School of Physical and Mathematical Sciences, Nanyang Technological University, Singapore, Singapore.
Department of Statistics, Pukyong National University, Busan, South Korea.
Stat Med. 2019 Oct 30;38(24):4854-4870. doi: 10.1002/sim.8338. Epub 2019 Aug 16.
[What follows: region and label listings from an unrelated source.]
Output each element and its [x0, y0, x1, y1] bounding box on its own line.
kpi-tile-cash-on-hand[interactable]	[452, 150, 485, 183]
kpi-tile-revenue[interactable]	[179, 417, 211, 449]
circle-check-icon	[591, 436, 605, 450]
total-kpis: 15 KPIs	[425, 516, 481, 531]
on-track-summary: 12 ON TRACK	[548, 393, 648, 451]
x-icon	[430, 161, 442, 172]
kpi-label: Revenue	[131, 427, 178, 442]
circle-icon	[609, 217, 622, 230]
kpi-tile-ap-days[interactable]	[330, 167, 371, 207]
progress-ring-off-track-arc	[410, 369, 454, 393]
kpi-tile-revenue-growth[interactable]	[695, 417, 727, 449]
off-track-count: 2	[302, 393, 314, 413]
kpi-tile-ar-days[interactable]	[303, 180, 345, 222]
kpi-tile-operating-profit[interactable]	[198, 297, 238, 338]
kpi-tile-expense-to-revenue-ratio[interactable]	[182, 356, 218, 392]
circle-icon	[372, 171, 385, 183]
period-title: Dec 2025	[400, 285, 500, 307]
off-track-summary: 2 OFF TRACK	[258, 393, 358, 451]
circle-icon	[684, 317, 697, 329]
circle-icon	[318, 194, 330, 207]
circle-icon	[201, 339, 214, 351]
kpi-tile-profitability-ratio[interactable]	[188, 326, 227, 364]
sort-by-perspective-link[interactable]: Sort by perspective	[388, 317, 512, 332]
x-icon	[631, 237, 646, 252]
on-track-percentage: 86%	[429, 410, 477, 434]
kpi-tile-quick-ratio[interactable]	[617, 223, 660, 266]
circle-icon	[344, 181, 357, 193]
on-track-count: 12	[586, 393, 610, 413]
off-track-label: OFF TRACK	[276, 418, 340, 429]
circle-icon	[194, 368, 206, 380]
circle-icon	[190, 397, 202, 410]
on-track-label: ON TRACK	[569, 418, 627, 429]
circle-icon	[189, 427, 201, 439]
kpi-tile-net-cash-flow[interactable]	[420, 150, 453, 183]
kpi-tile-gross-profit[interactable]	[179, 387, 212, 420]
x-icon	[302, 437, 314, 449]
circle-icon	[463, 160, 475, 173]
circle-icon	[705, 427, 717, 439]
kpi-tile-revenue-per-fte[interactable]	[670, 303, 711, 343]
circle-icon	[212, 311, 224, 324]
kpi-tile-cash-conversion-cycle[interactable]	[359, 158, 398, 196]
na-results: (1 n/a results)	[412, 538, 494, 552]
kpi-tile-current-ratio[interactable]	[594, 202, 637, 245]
Frailty models are widely used to model clustered survival data arising in multicenter clinical studies. In the literature, most existing frailty models are proportional hazards, additive hazards, or accelerated failure time model based. In this paper, we propose a frailty model framework based on mean residual life regression to accommodate intracluster correlation and in the meantime provide easily understand and straightforward interpretation for the effects of prognostic factors on the expectation of the remaining lifetime. To overcome estimation challenges, a novel hierarchical quasi-likelihood approach is developed by making use of the idea of hierarchical likelihood in the construction of the quasi-likelihood function, leading to hierarchical estimating equations. Simulation results show favorable performance of the method regardless of frailty distributions. The utility of the proposed methodology is illustrated by its application to the data from a multi-institutional study of breast cancer.
衰弱模型广泛用于对多中心临床研究中出现的聚类生存数据进行建模。在文献中,大多数现有的衰弱模型都是基于比例风险、加性风险或加速失效时间模型。在本文中,我们提出了一个基于平均剩余寿命回归的衰弱模型框架,以适应聚类相关性,同时为预后因素对剩余寿命的预期的影响提供易于理解和直接的解释。为了克服估计挑战,我们通过利用分层似然的思想在拟似然函数的构建中提出了一种新的层次拟似然方法,从而得到了层次估计方程。模拟结果表明,无论衰弱分布如何,该方法都具有良好的性能。通过将该方法应用于乳腺癌多机构研究的数据,说明了该方法的实用性。